CV NEWS FEED // The Smithsonian’s National Air and Space Museum agreed to a $50,000 settlement with Catholic school students and their parents just over one year after a security guard ordered the group to take off their pro-life hats while they were visiting the institution.
NBC News reported Monday that the settlement “includes attorneys’ fees” and “calls for the museum’s director to give the plaintiffs a tour of the facility … and for the director to apologize to them for the guards’ actions on Jan. 20, 2023.”
“And the Smithsonian agreed to notify security personnel at all of its museums and the National Zoo about its policy allowing hats and other articles of clothing bearing messages, ‘including religious and political speech,’” NBC News continued:
The settlement comes four months after the National Archives Museum in Washington agreed to pay $10,000 to a smaller group of plaintiffs and to settle a similar lawsuit.
The plaintiffs in that case were told by National Archives guards to either cover clothing bearing “pro-life” messages or leave that federally operated institution, also on Jan. 20, 2023.
The plaintiffs in both cases visited the respective Washington, D.C., museums on the same day they took part in the 50th annual March for Life.
The dozen students asked to remove their hats attended Our Lady of the Rosary School in Greenville, SC. They were on a school trip to the nation’s capital at the time.
The blue winter hats, which the group wore to identify each other during the march, simply bore the words “Rosary Pro-Life.”
The National Catholic Register (NCR) reported in February 2023:
Although other visitors wore various kinds of hats, according to attorney Jordan Sekulow of the American Center for Law and Justice, the students were treated differently. Sekulow said the students “were accosted several times and told they would be forced to leave unless they removed their pro-life hats.”
Sekulow said at the time: “The museum staff mocked the students, called them expletives, and made comments that the museum was a ‘neutral zone’ where they could not express such statements.”

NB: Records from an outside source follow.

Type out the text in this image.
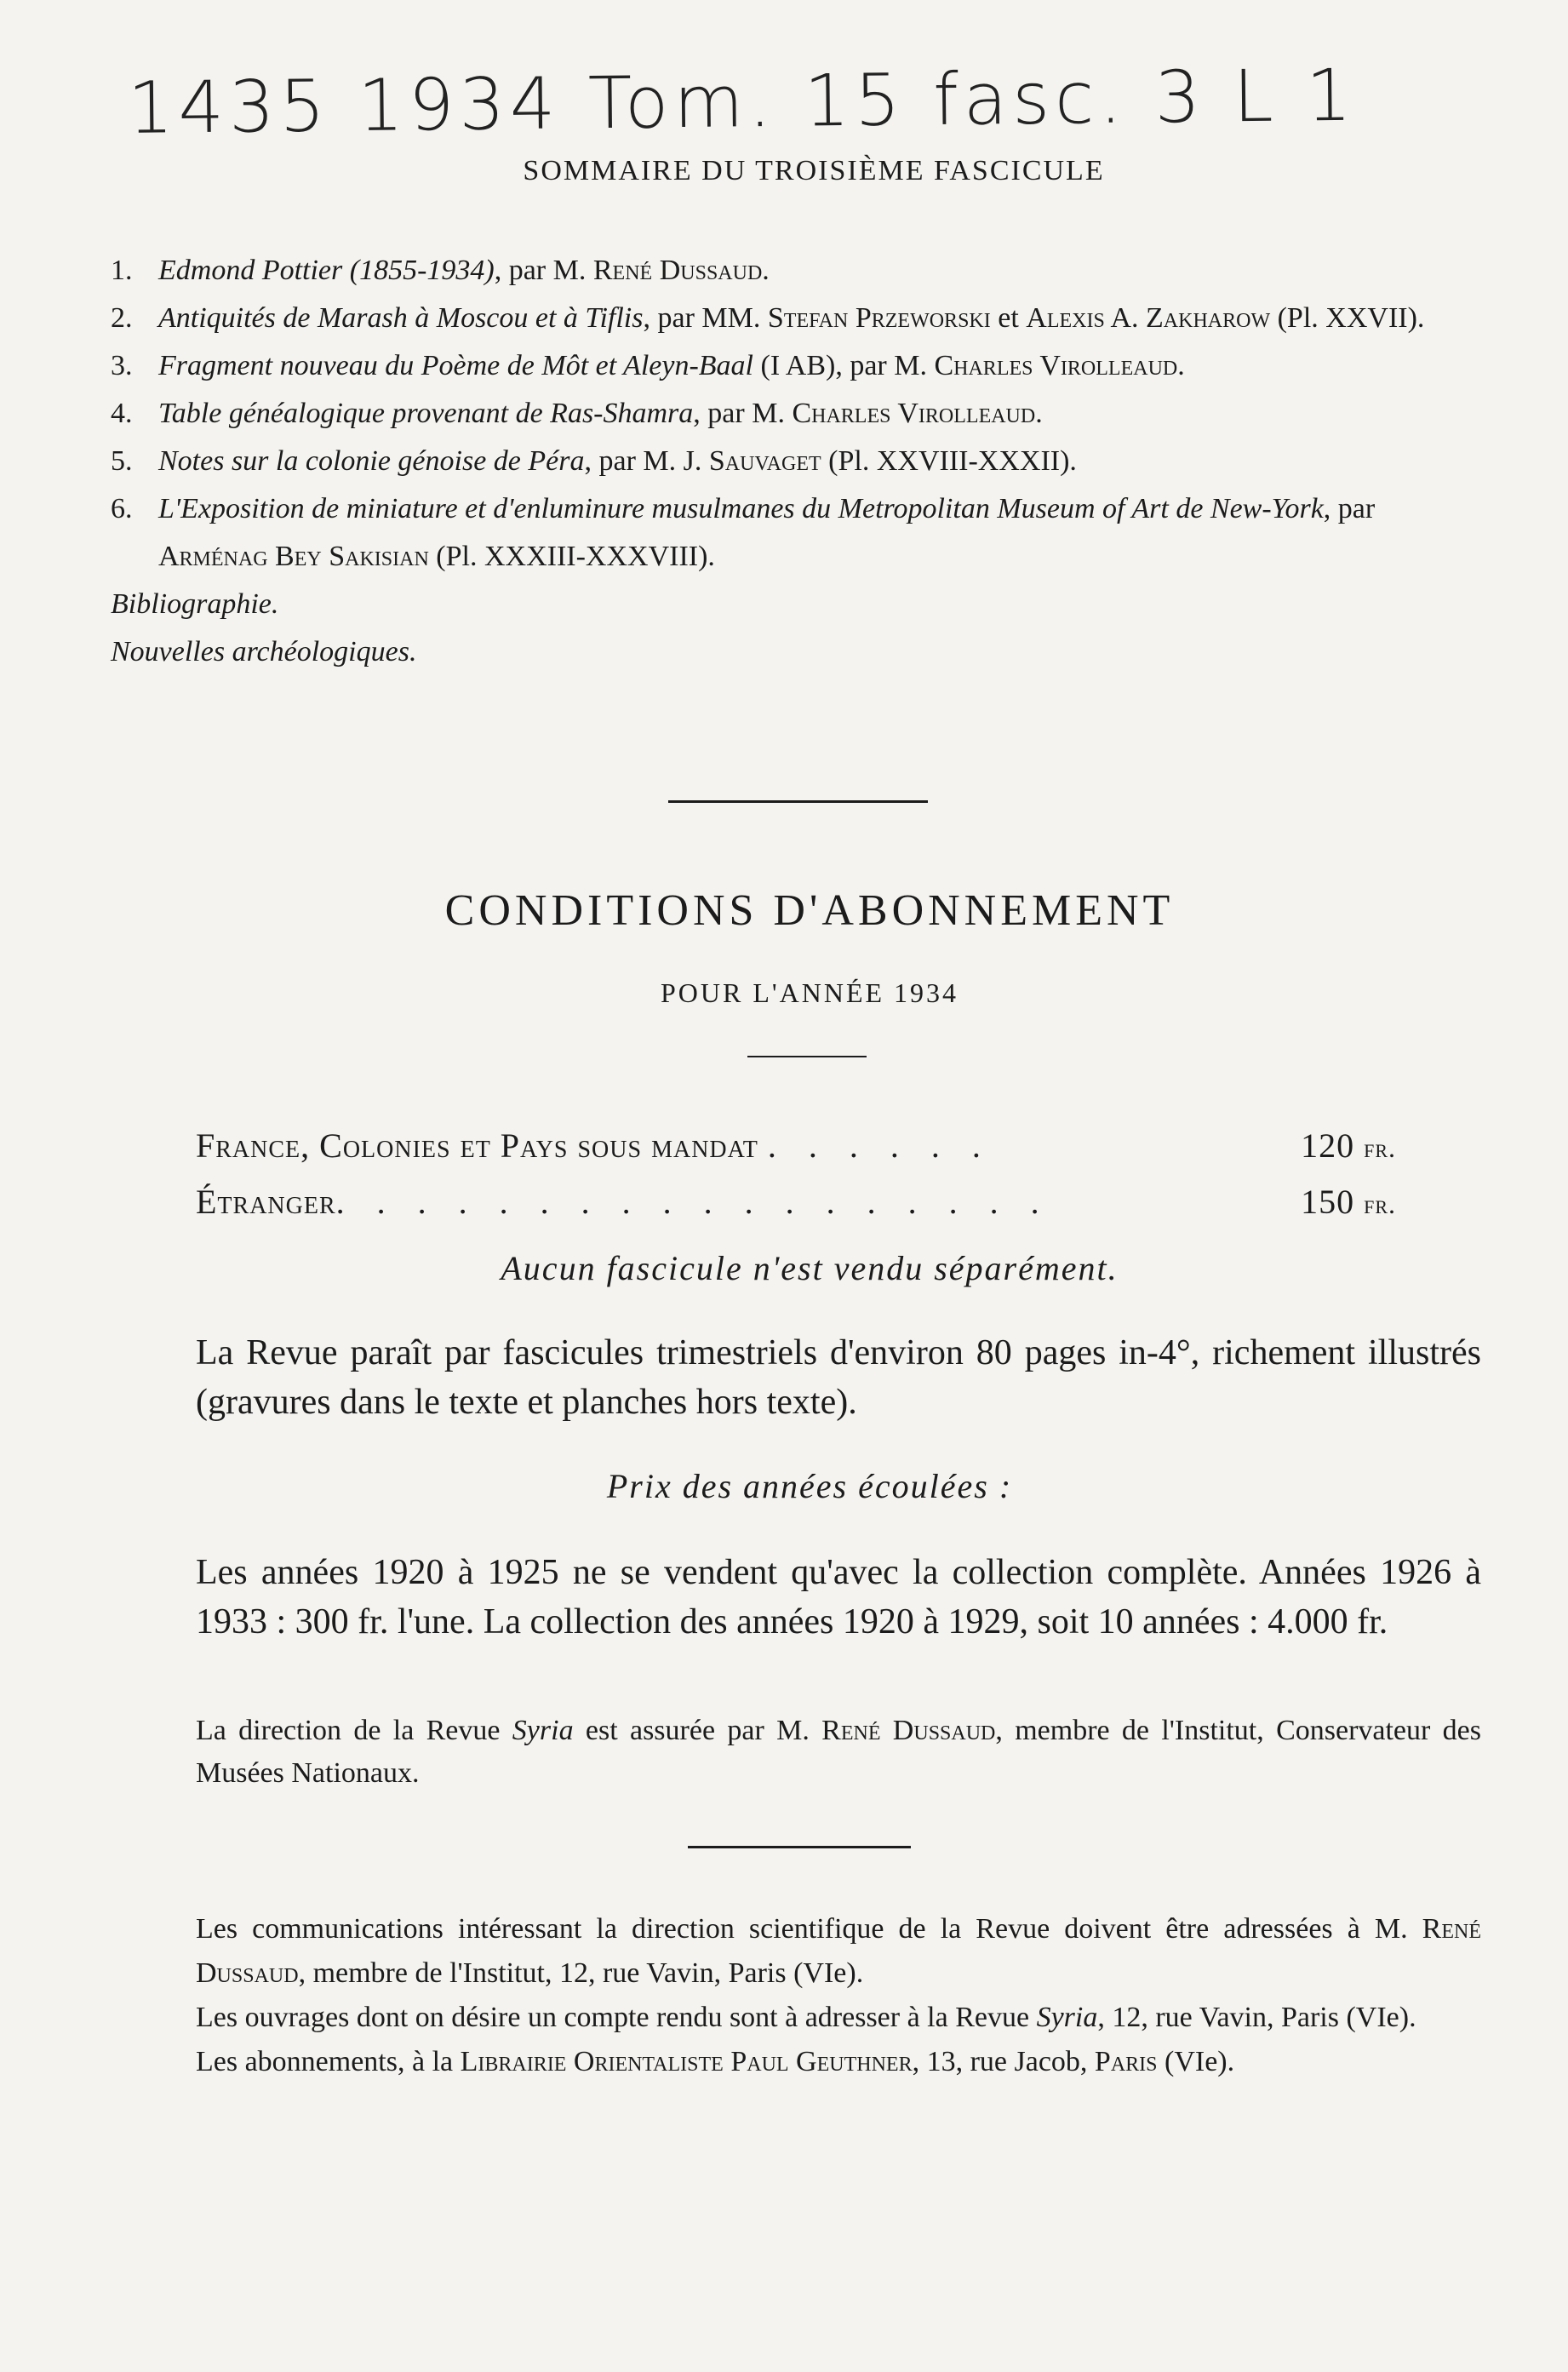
1435 1934 Tom. 15 fasc. 3 L 1
SOMMAIRE DU TROISIÈME FASCICULE
1. Edmond Pottier (1855-1934), par M. René Dussaud.
2. Antiquités de Marash à Moscou et à Tiflis, par MM. Stefan Przeworski et Alexis A. Zakharow (Pl. XXVII).
3. Fragment nouveau du Poème de Môt et Aleyn-Baal (I AB), par M. Charles Virolleaud.
4. Table généalogique provenant de Ras-Shamra, par M. Charles Virolleaud.
5. Notes sur la colonie génoise de Péra, par M. J. Sauvaget (Pl. XXVIII-XXXII).
6. L'Exposition de miniature et d'enluminure musulmanes du Metropolitan Museum of Art de New-York, par Arménag Bey Sakisian (Pl. XXXIII-XXXVIII).
Bibliographie.
Nouvelles archéologiques.
CONDITIONS D'ABONNEMENT
POUR L'ANNÉE 1934
France, Colonies et Pays sous mandat . . . . . .	120 fr.
Étranger. . . . . . . . . . . . . . . . . .	150 fr.
Aucun fascicule n'est vendu séparément.
La Revue paraît par fascicules trimestriels d'environ 80 pages in-4°, richement illustrés (gravures dans le texte et planches hors texte).
Prix des années écoulées :
Les années 1920 à 1925 ne se vendent qu'avec la collection complète. Années 1926 à 1933 : 300 fr. l'une. La collection des années 1920 à 1929, soit 10 années : 4.000 fr.
La direction de la Revue Syria est assurée par M. René Dussaud, membre de l'Institut, Conservateur des Musées Nationaux.
Les communications intéressant la direction scientifique de la Revue doivent être adressées à M. René Dussaud, membre de l'Institut, 12, rue Vavin, Paris (VIe).
Les ouvrages dont on désire un compte rendu sont à adresser à la Revue Syria, 12, rue Vavin, Paris (VIe).
Les abonnements, à la Librairie Orientaliste Paul Geuthner, 13, rue Jacob, Paris (VIe).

“The employee who ultimately forced the students to leave the museum was rubbing his hands together in glee as they exited the building,” the attorney added.
One of the student plaintiffs, Patrick Murphy, recounted the experience in the Air and Space Museum during a FOX News interview, also in February 2023.
“They (said), ‘All people wearing a pro-life hat, take it off’ … and immediately we’re confused,” he told host Sean Hannity.
“I said, ‘This is a violation of our First Amendment right. This is a government-funded building. How are we paying for this with our taxes and I’m not allowed to wear this hat?’” Murphy added.
The student told Hannity that the guard claimed the group’s First Amendment rights were not applicable on the property.
“We had almost no words,” Murphy said.